Оде ничуть не испугалась: или оттого, что уж очень чудная кошка, неправдошная. Не испугало Оде и то, что лапа с блестящими когтями показалась чересчур холодная и какая-то легкая, приставная.
Как по волшебной указке, палочку Оде нашла сейчас же. И прямо за дверь во двор прыгать белкой и кружиться мышкой. Она представляла себе как во сне: она играет в саду — серебряные и золотые яблоки и искрящиеся музыкой деревья.
(По тем местам яблоков не водится, репа взамен их).
И только к вечеру Оде угомонилась, часов она не замечает, не замечает, что давно вернулся отец и мать и сестры.
За ужином она вспомнила про свою палочку.
— А что эта кошка, откуда она?
— Какая еще кошка? — нетерпеливо сказала мать.

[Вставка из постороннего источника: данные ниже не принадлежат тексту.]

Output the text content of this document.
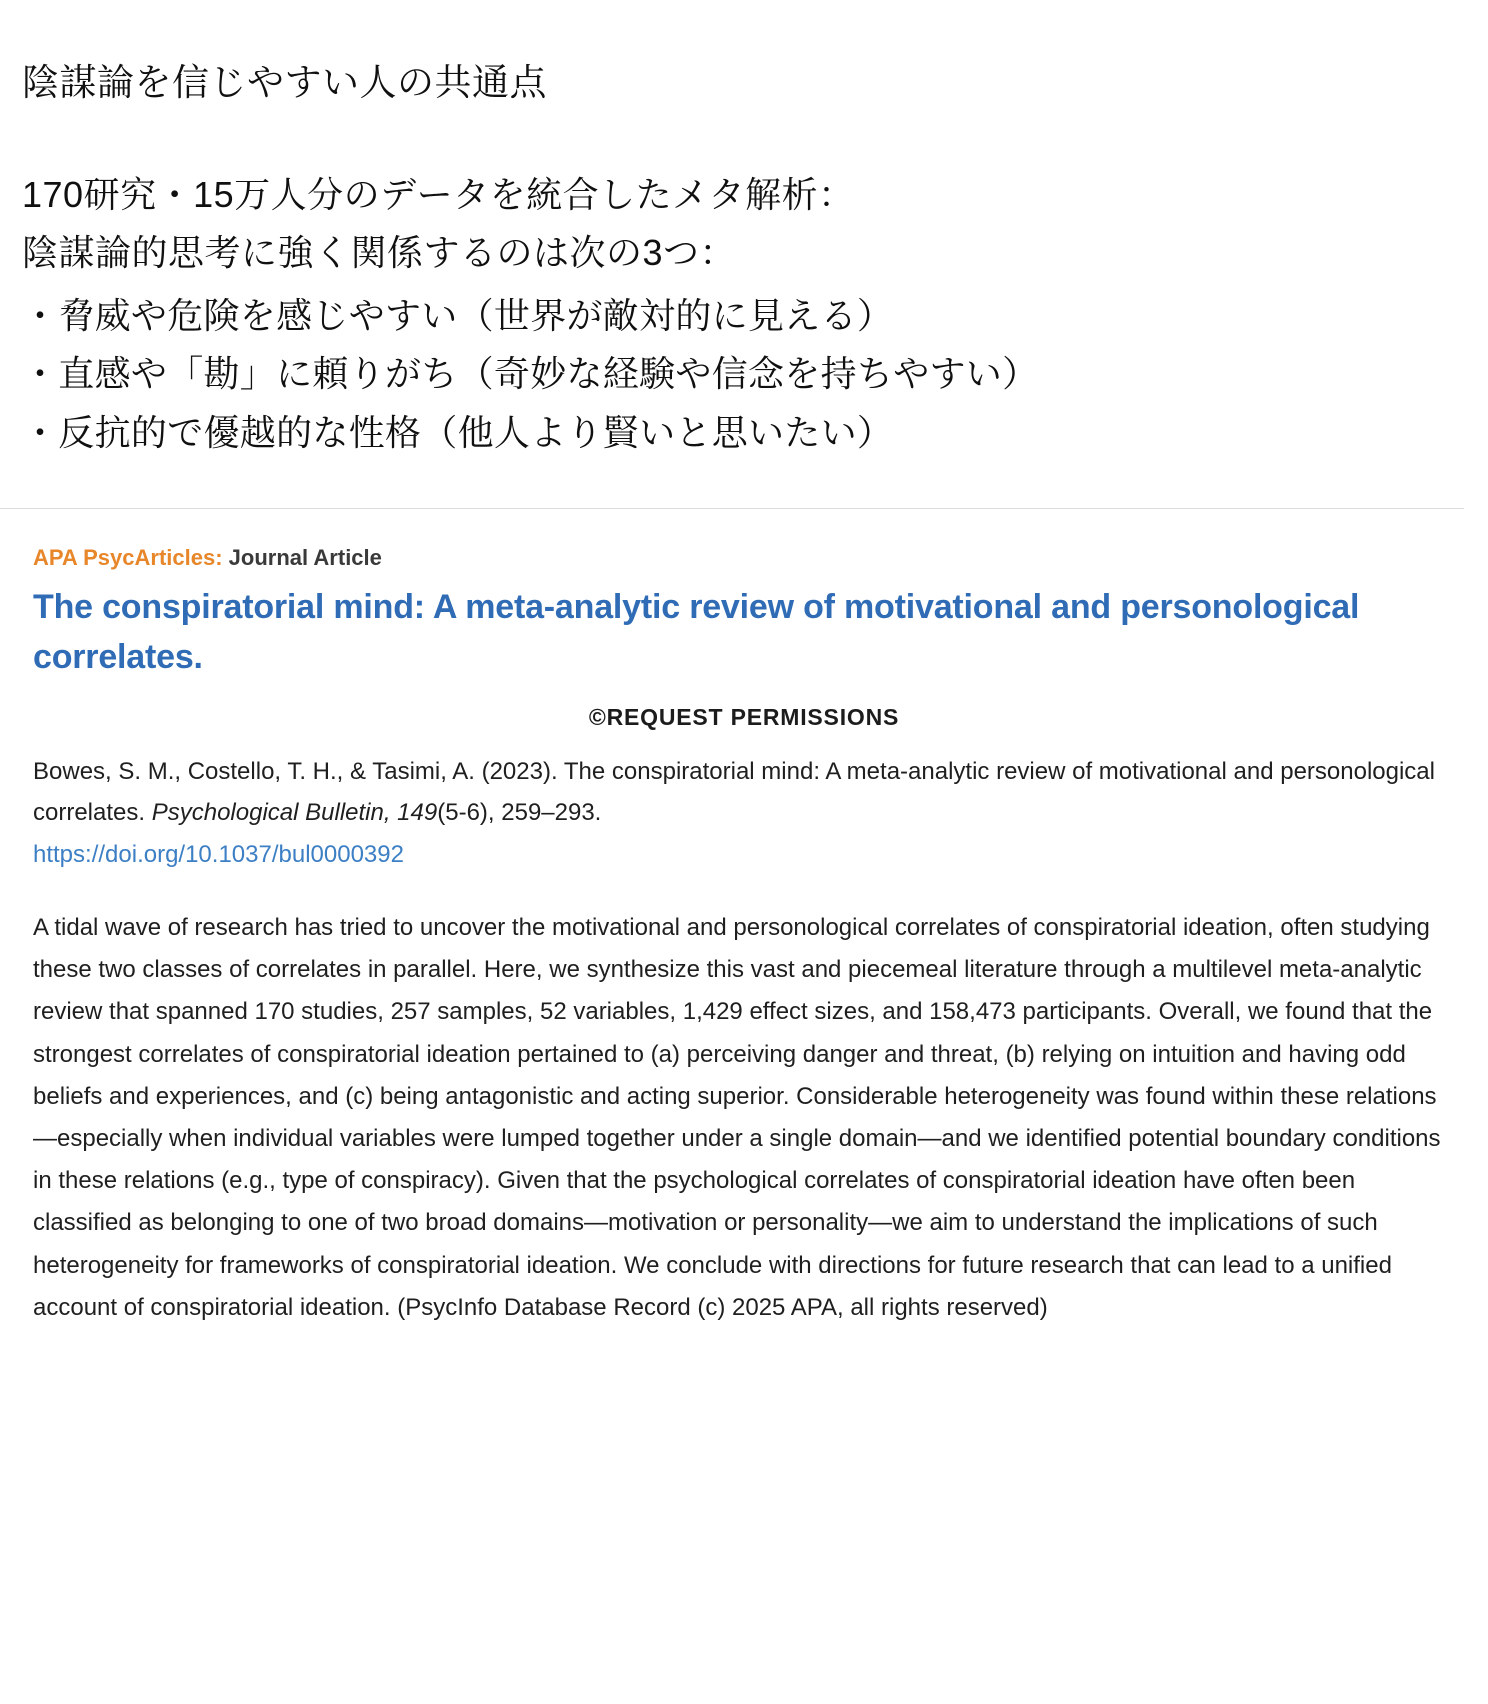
陰謀論を信じやすい人の共通点

170研究・15万人分のデータを統合したメタ解析：

陰謀論的思考に強く関係するのは次の3つ：

・脅威や危険を感じやすい（世界が敵対的に見える）
・直感や「勘」に頼りがち（奇妙な経験や信念を持ちやすい）
・反抗的で優越的な性格（他人より賢いと思いたい）
APA PsycArticles: Journal Article
The conspiratorial mind: A meta-analytic review of motivational and personological correlates.
©REQUEST PERMISSIONS

Bowes, S. M., Costello, T. H., & Tasimi, A. (2023). The conspiratorial mind: A meta-analytic review of motivational and personological correlates. Psychological Bulletin, 149(5-6), 259–293.

https://doi.org/10.1037/bul0000392

A tidal wave of research has tried to uncover the motivational and personological correlates of conspiratorial ideation, often studying these two classes of correlates in parallel. Here, we synthesize this vast and piecemeal literature through a multilevel meta-analytic review that spanned 170 studies, 257 samples, 52 variables, 1,429 effect sizes, and 158,473 participants. Overall, we found that the strongest correlates of conspiratorial ideation pertained to (a) perceiving danger and threat, (b) relying on intuition and having odd beliefs and experiences, and (c) being antagonistic and acting superior. Considerable heterogeneity was found within these relations—especially when individual variables were lumped together under a single domain—and we identified potential boundary conditions in these relations (e.g., type of conspiracy). Given that the psychological correlates of conspiratorial ideation have often been classified as belonging to one of two broad domains—motivation or personality—we aim to understand the implications of such heterogeneity for frameworks of conspiratorial ideation. We conclude with directions for future research that can lead to a unified account of conspiratorial ideation. (PsycInfo Database Record (c) 2025 APA, all rights reserved)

— Да там! — Оде показала на печку.
Не обратили внимания, и только потом все вспомянутся! Да, было не до кошки. Отец — он потерял всякую надежду побывать на родине, и вот, по какому-то милостивому манифесту, получил свободу: с него сняли надзор и только ограничения, как бывшему ссыльному, но это касалось Петербурга, Москвы, Варшавы, а в Познань, родной город, путь чист.
Как спать ложиться, Оде тихонечко к печке. И не ошиблась: за печкой сидела кошка. Оде сама ей протянула руку.